Ada dua jawaban yang dapat saya berikan. Pertama, Tuhan mengaruniakan anak untuk kemudian mengambilnya secepat itu karena Ia memiliki rencana atas hidup kita—dan rencana-Nya itu melibatkan kelahiran dan kematian anak di usia bayi. Kedua, Tuhan mengaruniakan anak kepada kita untuk kemudian mengambilnya secepat itu adalah karena Ia memunyai rencana atas hidup anak itu. Kita tahu bahwa ada kehidupan surgawi bagi semua orang percaya, termasuk di dalamnya anak-anak kecil. Kita semua akan pulang ke rumah Bapa di surga dan nanti Ia akan memercayakan tugas kepada kita. Tuhan membawanya pulang sebab Ia memunyai rencana atas hidup anak kita di surga, bukan di dunia—saat ini.

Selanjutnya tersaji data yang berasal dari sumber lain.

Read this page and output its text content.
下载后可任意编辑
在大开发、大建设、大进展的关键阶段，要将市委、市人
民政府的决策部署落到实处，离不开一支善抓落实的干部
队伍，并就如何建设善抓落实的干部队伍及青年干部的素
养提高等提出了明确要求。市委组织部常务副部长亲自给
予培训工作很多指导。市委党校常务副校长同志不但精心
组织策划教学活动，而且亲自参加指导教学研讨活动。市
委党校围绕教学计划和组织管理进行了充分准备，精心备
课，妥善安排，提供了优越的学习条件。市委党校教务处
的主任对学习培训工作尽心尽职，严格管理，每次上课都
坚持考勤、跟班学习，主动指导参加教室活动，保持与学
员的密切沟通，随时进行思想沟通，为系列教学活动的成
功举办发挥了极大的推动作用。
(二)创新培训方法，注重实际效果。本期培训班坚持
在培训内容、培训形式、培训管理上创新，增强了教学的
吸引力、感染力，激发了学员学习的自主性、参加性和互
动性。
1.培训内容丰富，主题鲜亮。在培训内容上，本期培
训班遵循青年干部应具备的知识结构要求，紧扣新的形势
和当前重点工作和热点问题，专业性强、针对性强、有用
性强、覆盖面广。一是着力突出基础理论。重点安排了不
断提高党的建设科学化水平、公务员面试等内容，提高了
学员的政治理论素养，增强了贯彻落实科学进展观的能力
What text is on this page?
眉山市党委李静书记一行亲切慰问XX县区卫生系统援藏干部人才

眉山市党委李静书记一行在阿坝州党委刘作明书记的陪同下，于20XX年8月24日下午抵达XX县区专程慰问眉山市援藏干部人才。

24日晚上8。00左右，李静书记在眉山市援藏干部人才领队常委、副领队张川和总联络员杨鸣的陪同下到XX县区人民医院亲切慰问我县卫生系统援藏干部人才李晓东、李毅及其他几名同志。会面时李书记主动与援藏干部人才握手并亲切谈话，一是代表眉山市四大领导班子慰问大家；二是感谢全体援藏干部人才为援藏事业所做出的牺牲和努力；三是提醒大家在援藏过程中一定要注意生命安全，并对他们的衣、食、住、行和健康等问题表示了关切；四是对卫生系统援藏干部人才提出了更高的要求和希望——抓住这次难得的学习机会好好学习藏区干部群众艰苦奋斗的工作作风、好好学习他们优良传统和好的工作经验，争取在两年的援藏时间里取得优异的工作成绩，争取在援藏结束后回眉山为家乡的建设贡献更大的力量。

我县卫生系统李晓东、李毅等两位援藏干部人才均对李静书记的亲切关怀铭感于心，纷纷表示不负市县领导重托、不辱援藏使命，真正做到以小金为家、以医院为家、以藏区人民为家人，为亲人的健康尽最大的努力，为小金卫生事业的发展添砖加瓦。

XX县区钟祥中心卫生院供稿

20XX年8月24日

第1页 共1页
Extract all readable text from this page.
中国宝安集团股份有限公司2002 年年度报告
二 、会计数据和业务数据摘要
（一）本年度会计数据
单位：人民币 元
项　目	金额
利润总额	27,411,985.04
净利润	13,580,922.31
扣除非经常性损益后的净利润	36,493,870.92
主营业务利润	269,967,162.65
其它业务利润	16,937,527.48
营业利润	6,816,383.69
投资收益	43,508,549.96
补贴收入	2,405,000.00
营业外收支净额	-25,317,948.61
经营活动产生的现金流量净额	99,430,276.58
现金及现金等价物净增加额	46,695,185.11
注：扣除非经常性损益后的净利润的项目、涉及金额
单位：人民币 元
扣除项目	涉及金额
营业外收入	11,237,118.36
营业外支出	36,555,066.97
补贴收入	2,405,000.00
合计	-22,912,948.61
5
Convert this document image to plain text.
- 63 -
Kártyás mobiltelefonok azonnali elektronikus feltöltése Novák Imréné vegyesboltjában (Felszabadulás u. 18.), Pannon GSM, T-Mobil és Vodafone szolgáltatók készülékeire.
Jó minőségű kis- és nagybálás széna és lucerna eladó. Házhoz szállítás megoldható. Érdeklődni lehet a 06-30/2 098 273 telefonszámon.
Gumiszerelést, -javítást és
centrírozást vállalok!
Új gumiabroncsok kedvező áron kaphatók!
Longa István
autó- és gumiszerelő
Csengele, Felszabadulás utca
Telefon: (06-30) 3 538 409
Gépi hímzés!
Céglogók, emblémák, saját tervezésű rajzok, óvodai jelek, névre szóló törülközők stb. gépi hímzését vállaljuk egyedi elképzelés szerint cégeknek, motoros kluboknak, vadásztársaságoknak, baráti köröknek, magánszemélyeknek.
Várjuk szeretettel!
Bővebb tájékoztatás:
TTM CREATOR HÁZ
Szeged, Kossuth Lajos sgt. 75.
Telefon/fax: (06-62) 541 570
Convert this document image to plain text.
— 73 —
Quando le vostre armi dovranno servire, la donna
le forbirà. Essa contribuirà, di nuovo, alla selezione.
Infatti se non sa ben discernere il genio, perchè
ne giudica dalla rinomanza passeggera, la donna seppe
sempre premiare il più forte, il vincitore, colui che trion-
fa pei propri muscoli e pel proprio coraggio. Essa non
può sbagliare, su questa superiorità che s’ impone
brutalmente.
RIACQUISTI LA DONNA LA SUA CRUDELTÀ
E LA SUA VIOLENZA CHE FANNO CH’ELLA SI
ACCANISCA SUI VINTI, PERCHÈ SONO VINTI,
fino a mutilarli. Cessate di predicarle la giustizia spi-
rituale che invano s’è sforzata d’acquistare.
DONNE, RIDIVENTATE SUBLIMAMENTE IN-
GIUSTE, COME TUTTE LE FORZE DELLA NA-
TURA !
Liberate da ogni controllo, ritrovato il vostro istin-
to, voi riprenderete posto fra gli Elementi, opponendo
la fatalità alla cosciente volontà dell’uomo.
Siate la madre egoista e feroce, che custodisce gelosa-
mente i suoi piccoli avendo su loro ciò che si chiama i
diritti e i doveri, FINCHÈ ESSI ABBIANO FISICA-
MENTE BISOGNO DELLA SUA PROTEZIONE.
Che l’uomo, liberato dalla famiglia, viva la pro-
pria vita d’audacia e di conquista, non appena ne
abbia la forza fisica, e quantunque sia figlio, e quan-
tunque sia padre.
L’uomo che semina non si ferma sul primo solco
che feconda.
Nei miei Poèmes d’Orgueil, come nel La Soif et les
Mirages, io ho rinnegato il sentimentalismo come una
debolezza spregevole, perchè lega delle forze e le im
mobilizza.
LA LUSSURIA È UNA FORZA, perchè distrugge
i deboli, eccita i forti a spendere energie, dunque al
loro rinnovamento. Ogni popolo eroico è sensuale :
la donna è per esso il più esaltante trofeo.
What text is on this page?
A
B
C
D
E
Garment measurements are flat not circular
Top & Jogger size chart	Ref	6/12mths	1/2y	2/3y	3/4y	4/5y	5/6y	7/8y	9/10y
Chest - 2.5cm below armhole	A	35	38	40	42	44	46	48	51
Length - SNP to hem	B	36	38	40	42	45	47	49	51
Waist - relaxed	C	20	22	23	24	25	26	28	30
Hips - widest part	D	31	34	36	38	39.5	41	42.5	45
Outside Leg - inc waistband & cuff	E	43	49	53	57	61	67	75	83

Jadi, kendati berat, lihatlah kematian anak di usia bayi dari lensa Tuhan, bukan kita. Tuhan memiliki rencana, baik atas hidup kita maupun hidup anak kita. Mazmur 16:8 berkata, "Aku senantiasa memandang kepada Tuhan; karena Ia berdiri di sebelah kananku, aku tidak goyah." Pandanglah Tuhan dan terus berdirilah di samping Tuhan, supaya kita tidak goyah.